S1 Artspace presents the final in a season of six artist short film and video programmes hosted in the temporary project space this winter.

I’d rather jack brings together artist films and videos about music.

George Barber
Untitled from the collection Various Artists Scratch Video - Volume 2, 1980s
Distributed by LUX

Barber made a name for himself in Scratch Video, making good use of colour and multi-layered fast-moving imagery. His work has been influential, in the orchestration of samples, beats and image.
Mark Aerial Waller
Glow Boys, 1999
Distributed by LUX

Set in a British nuclear power plant in the company of contract workers termed glow boys. Waller talks about money, time, power relationships, and human frailty. The musical score is by contemporary atonal composer Paul Clark and a specially commissioned musical performance by Mark E. Smith of The Fall.
Ann Course & Paul Clark
Black Magic, 2002
Distributed by LUX

"Poor people are poor people and they don't understand. A man's got to make whatever he wants and take it with his own hands. Poor people stay poor people and they never get to see, someone's got to win in the human race and if it isn't you then it has to be me."
Bjorn Melhus
No Sunshine, 1997
Distributed by LUX

Two infantile bodies are floating in a cyberspace ball simultaneously connected with two subconscious bodies in the background. The soundtrack is early Michael Jackson and Stevie Wonder.
Cerith Wyn Evans
Kim Wilde Auditions, 1996
Courtesy of the artist and White Cube

Backstage, three narcissistic men are auditioning for something with Kim Wilde playing in the background. They perform for the camera dancing and smiling, directions are spoken by someone out of shot.
Jill Miller
I am Making Art Too, 2003
Courtesy of the artist

Miller inserts herself into John Baldessari’s 1971 video-performance piece, I am Making Art, transforming his meditative gestures so that they both appear to be dancing to the Missy Elliott soundtrack. All I am Making Art footage used with the enthusiastic permission of John Baldessari.
Malcolm Le Grice
Berlin Horse, 1970
Distributed by LUX (S1 Salon will be presenting the 2 screen version of this film)

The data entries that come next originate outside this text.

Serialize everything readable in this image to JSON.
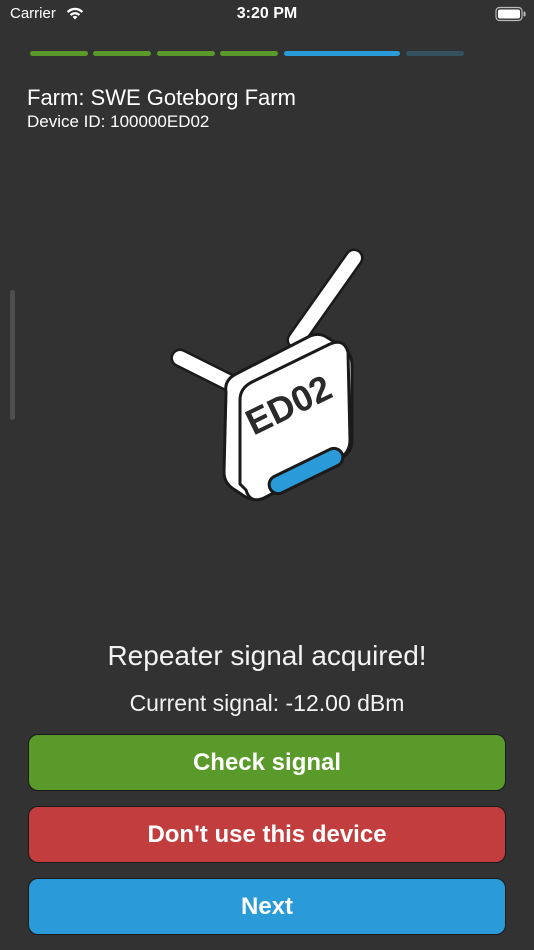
{
  "status_bar": {
    "carrier": "Carrier",
    "time": "3:20 PM",
    "wifi_icon": "wifi-icon",
    "battery_icon": "battery-icon"
  },
  "progress": {
    "total_steps": 6,
    "completed_steps": 4,
    "current_step": 5,
    "completed_color": "#5a9a2a",
    "current_color": "#2a9bd8",
    "pending_color": "#33525e"
  },
  "header": {
    "farm": "Farm: SWE Goteborg Farm",
    "device_id": "Device ID: 100000ED02"
  },
  "device": {
    "label": "ED02",
    "icon": "repeater-device-icon",
    "led_color": "#2a9bd8"
  },
  "messages": {
    "status": "Repeater signal acquired!",
    "signal": "Current signal: -12.00 dBm"
  },
  "buttons": {
    "check_signal": "Check signal",
    "dont_use": "Don't use this device",
    "next": "Next"
  },
  "colors": {
    "background": "#323232",
    "check_signal": "#5a9a2a",
    "dont_use": "#c23e3e",
    "next": "#2a9bd8"
  }
}
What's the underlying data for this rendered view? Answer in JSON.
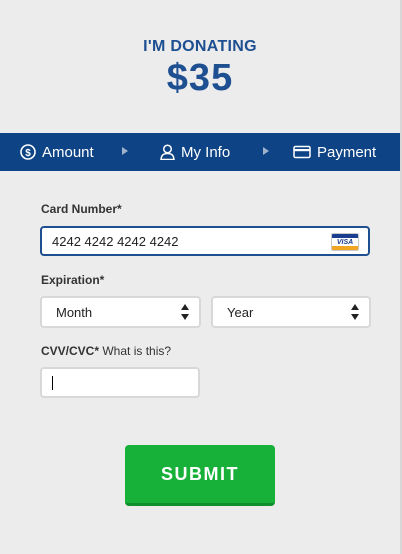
{
  "header": {
    "title": "I'M DONATING",
    "amount": "$35"
  },
  "steps": [
    {
      "label": "Amount",
      "icon": "dollar-circle-icon"
    },
    {
      "label": "My Info",
      "icon": "person-icon"
    },
    {
      "label": "Payment",
      "icon": "credit-card-icon"
    }
  ],
  "form": {
    "card_number_label": "Card Number*",
    "card_number_value": "4242 4242 4242 4242",
    "card_brand": "VISA",
    "expiration_label": "Expiration*",
    "month_value": "Month",
    "year_value": "Year",
    "cvv_label": "CVV/CVC*",
    "cvv_help": "What is this?",
    "cvv_value": ""
  },
  "submit_label": "SUBMIT",
  "colors": {
    "brand_blue": "#0e4485",
    "heading_blue": "#1d4f91",
    "submit_green": "#17b13a"
  }
}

An exploration of the film medium and an attempt to deal with some of the paradoxes of the relationship of the "real" time which the film was shot and with the "real" time in which it is screened. The soundtrack is a specially composed score by Brian Eno.
Matthew Noel-Tod
Atomic, 2003
Courtesy of the artist

A shot-for-shot remake of the 1980 music promo video for ATOMIC by Blondie. The video replicates the imagined post-apocalyptic setting of the original video with the vamp costumes and a lo-fi, homemade stage set. The Blondie song is replaced with a contemporary score written for F.W. Murnau's silent 1922 vampire film Nosferatu, transforming a rebellious punk-rock performance into a screaming orchestral nightmare.
Liisa Lounila
Play>>, 2003
5’ 50”
Courtesy of the artist and AV-Arkki, Finland

Play>> uses low-fi time-slice photography to navigate the space of a party, slowly circling people frozen kissing or dancing. The film is shot with a self-made pinhole camera exposing 528 frames simultaneously. As a moving image they create the feeling of moving around a frozen subject.
Manuel Saiz
Upwards Compatible 2001 Opening Credits Sequence, 2001
Courtesy of the artist

The opening credits for Stanley Kubrick’s 1968 film have been re-designed and formulated in the style of American blockbuster feature films. Eighteen takes of London Underground stations on the Jubilee Line make up the sequence. A homage, joke or an upgrade?
George Shaw
Once Upon a Time,, 1989
Courtesy of the artist and Sheffield Hallam University

Made before his departure into painting whilst still student at Sheffield Polytechnic, a rare opportunity to see the text-based rant set to shoplifted sound.
Pascal Lievre
Abba Mao, 2000
Courtesy of the artist and Videoformes, France

Lievre lip-synchs the words from Mao Zedong's Little Red Book to a dubbed version of the Abba song Money Money Money whilst putting on red make-up to become the same colour as the background of the set.
Mika Tajima
Solo Project,, 2001
2’ 45”
Courtesy of the artist

Taking the idea of a band or an orchestra Tajima has formed a group, playing as all the necessary band members herself. She creates a visual and aural pattern, and although the piece obliterates itself, the chaos presents the pattern and a strange order.